Tragédia na Muzema

Pesquisador diz que milicianos são ‘intocáveis’ por estar dentro da polícia

José Claudio Souza Alves explica que as milícias no Rio de Janeiro atuam por dentro da estrutura do Estado. 'Eles não são atingidos por operações da polícia porque são eles mesmos”

Centro de Operações da Prefeitura do Rio

Acusado pelo MP de ser o chefe da milícia em Muzema, o major Ronald Pereira já foi homenageado por Flávio Bolsonaro

São Paulo – Autor do livro Dos Barões ao extermínio: uma história da violência na Baixada Fluminense, José Claudio Souza Alves é taxativo ao afirmar que a impunidade dos grupos milicianos é decorrente da sua própria penetração nas esferas do poder público. Na última sexta-feira (12), dois prédios construídos por milicianos desabaram na Muzema, zona oeste da cidade do Rio de Janeiro. Até o momento, 16 pessoas morreram e oito permanecem desaparecidas. A região é uma entre tantas áreas dominadas pelas milícias no Rio de Janeiro.

“A gente sabe que a milícia tem esse poder todo porque ela atua por dentro da estrutura do Estado, são agentes de segurança pública, são pessoas diretamente envolvidas com o poder do Estado, que têm acesso a informações privilegiadas. Eles são intocáveis, não são atingidos por operações da polícia porque são eles mesmos”, explica José Claudio, também professor da Universidade Federal Rural do Rio de Janeiro, em entrevista aos jornalistas Glauco Faria e Marilu Cabañas, na Rádio Brasil Atual.

Segundo ele, vender bens e serviços para moradores das comunidades carentes faz parte da estratégia das milícias, uma prática recorrente que agora tem se sofisticado ao incluir a construção de prédios e venda de imóveis. “Eles acabam controlando esses mercados e impondo isso às populações e aos grupos onde eles controlam militarmente a área”, afirma.

Ouça a entrevista

Diante da tragédia na Muzema, José Claudio critica as declarações dadas pelo prefeito do Rio de Janeiro, Marcelo Crivella (PRB), e do governador Wilson Witzel (PSC), por destoar da realidade da situação.

“É como se eles estivessem fora do mundo real que as pessoas vivem no Rio de Janeiro. É muito triste, você vê o sofrimento dessas populações, o desamparo.
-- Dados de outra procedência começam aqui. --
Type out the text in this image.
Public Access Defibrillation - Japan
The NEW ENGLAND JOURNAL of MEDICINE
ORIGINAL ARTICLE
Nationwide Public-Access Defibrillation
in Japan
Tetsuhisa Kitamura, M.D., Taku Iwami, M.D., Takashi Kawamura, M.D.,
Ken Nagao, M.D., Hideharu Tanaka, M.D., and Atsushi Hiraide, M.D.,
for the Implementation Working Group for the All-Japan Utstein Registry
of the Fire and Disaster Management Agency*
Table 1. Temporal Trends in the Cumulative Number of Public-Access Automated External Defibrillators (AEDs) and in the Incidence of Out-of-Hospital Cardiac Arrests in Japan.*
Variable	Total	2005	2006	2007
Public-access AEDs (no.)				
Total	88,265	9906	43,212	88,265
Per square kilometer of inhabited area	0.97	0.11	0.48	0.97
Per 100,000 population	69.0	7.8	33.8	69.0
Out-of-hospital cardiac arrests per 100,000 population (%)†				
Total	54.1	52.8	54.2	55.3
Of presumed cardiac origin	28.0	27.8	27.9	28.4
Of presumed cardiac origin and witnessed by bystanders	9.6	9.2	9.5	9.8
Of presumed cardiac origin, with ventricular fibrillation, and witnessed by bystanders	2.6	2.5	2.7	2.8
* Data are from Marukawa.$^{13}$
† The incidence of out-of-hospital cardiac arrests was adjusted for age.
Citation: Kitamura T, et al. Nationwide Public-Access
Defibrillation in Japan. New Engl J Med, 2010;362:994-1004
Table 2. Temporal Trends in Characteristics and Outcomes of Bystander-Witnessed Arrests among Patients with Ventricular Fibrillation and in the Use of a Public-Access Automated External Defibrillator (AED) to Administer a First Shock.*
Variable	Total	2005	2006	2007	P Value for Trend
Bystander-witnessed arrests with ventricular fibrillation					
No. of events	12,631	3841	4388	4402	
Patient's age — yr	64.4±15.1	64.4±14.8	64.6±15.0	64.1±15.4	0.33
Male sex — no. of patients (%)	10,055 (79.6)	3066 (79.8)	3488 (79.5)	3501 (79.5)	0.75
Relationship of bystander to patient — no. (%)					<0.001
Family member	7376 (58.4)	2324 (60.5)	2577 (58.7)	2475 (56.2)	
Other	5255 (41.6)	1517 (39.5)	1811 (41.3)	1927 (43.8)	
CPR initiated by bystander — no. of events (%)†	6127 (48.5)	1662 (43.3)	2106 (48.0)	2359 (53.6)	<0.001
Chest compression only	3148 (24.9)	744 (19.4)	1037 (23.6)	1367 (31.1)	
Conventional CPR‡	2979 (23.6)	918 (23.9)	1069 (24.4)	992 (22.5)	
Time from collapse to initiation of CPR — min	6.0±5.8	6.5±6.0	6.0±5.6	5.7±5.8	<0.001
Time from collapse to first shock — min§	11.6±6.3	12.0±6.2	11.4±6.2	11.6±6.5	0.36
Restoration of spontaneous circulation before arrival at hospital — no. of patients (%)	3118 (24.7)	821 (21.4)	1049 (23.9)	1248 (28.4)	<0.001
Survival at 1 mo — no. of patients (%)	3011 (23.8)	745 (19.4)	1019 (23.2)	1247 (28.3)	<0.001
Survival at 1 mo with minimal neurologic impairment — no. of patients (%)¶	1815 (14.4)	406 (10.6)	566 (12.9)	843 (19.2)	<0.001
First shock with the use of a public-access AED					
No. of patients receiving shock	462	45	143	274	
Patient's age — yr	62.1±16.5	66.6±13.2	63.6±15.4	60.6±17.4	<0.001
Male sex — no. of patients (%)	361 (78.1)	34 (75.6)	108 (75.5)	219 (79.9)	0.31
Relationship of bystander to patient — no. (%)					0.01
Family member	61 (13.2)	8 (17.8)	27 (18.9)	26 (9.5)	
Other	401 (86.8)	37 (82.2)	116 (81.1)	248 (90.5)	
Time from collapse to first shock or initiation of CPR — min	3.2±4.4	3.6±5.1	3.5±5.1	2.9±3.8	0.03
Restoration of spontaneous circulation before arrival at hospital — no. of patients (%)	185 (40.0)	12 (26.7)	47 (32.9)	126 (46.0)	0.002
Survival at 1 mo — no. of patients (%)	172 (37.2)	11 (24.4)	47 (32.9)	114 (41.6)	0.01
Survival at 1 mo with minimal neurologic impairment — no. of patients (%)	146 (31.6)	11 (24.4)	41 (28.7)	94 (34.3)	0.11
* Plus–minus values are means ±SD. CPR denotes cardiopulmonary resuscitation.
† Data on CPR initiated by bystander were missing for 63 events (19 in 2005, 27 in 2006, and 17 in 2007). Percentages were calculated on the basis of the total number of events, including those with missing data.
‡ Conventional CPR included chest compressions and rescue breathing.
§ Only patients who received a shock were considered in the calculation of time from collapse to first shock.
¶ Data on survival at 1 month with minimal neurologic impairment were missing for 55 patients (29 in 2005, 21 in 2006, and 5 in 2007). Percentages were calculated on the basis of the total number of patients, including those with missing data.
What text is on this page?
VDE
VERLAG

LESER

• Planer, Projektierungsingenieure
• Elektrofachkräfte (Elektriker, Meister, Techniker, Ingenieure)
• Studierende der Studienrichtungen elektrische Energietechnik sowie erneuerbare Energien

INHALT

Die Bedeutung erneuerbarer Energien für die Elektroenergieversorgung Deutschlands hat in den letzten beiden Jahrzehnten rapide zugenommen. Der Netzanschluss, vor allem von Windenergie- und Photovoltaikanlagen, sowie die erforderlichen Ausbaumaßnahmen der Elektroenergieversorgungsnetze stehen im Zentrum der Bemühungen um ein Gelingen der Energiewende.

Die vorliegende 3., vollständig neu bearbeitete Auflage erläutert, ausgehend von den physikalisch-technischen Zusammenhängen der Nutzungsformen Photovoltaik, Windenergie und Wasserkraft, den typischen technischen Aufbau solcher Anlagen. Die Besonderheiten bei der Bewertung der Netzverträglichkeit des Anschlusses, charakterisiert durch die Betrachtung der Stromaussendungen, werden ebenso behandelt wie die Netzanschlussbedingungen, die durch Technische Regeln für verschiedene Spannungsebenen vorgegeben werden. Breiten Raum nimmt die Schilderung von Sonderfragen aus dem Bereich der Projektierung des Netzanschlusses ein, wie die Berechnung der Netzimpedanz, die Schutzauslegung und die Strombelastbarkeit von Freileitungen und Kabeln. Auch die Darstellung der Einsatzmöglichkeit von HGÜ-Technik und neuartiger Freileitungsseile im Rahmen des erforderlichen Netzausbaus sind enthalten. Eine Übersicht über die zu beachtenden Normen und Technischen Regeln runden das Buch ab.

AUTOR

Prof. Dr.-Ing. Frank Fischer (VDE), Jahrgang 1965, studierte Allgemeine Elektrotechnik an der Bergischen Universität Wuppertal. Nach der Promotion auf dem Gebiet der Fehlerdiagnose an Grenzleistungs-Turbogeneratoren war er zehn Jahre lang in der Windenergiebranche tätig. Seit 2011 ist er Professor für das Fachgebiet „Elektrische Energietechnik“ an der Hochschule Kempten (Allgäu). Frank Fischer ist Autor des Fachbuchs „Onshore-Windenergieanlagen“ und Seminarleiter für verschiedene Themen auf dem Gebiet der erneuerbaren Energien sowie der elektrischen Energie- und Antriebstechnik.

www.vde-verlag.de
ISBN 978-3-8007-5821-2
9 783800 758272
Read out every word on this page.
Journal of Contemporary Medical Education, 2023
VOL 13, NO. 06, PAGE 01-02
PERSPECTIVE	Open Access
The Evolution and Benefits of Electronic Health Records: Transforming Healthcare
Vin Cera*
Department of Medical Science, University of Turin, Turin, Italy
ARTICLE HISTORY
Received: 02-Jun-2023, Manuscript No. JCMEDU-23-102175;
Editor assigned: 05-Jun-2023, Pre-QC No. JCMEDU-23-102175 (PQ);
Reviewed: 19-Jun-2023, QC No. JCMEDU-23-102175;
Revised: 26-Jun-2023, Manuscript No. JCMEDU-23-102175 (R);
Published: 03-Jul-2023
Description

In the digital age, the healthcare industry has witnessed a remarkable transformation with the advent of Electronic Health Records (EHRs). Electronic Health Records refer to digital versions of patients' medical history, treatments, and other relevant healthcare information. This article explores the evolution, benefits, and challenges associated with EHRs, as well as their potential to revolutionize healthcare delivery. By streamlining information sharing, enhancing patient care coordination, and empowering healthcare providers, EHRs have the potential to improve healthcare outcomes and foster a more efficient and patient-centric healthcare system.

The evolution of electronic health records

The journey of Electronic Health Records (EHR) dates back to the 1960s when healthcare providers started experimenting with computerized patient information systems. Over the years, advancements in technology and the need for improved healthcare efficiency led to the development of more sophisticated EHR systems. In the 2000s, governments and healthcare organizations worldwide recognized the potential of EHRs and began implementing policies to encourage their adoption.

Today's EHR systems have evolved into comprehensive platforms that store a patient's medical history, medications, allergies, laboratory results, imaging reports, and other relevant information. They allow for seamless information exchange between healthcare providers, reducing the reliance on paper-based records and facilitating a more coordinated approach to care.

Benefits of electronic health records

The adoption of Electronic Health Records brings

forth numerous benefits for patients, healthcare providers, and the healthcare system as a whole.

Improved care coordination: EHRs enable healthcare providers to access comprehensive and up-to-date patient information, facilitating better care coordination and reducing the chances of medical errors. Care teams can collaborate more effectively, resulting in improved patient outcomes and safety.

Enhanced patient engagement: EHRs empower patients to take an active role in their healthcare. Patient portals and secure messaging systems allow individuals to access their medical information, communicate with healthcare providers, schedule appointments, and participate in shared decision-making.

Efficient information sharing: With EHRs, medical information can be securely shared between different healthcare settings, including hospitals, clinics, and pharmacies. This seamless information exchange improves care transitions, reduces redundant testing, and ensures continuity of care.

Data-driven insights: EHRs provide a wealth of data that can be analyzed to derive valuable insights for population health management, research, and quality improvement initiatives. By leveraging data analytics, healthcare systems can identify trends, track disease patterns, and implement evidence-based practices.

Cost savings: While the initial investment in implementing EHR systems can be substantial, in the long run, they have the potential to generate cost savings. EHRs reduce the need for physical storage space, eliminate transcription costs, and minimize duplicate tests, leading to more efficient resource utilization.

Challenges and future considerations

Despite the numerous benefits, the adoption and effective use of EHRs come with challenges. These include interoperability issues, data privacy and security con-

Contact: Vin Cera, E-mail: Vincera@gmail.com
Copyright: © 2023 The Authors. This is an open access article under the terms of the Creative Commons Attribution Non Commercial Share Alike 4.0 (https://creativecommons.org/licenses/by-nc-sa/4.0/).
São pessoas abandonadas para que grupos como os milicianos se prevaleçam disso e covardemente abusem desse poder que o Estado lhe dá, e possam expropriar dessas pessoas o dinheiro, a vida e a dignidade”, analisa.

De acordo com autor do livro Dos Barões ao extermínio: uma história da violência na Baixada Fluminense, a verdadeira resistência aos grupos milicianos tem sido feita por meio de coletivos e movimentos sociais que se organizam na periferia. Ele explica que são ações “pulverizadas”, organizadas em igrejas, associações ou escolas. Como exemplo, cita a possibilidade de uma pessoa mais pobre ser ajudada por outra com condição financeira melhor, ou a proteção a uma criança ou uma pessoa idosa.

“São gestos muito pequenos, mas que na verdade expressam uma outra sociabilidade, outra forma de lidar com o mundo urbano, com o sofrimento das pessoas, que não vai alimentar esse modelo de uma estrutura armada, militarizada, com o poder do Estado criminoso, e apoiados politicamente por grupos hipócritas que endossam o assassinato, a execução sumária e esse discurso de que ‘bandido bom é bandido morto’.”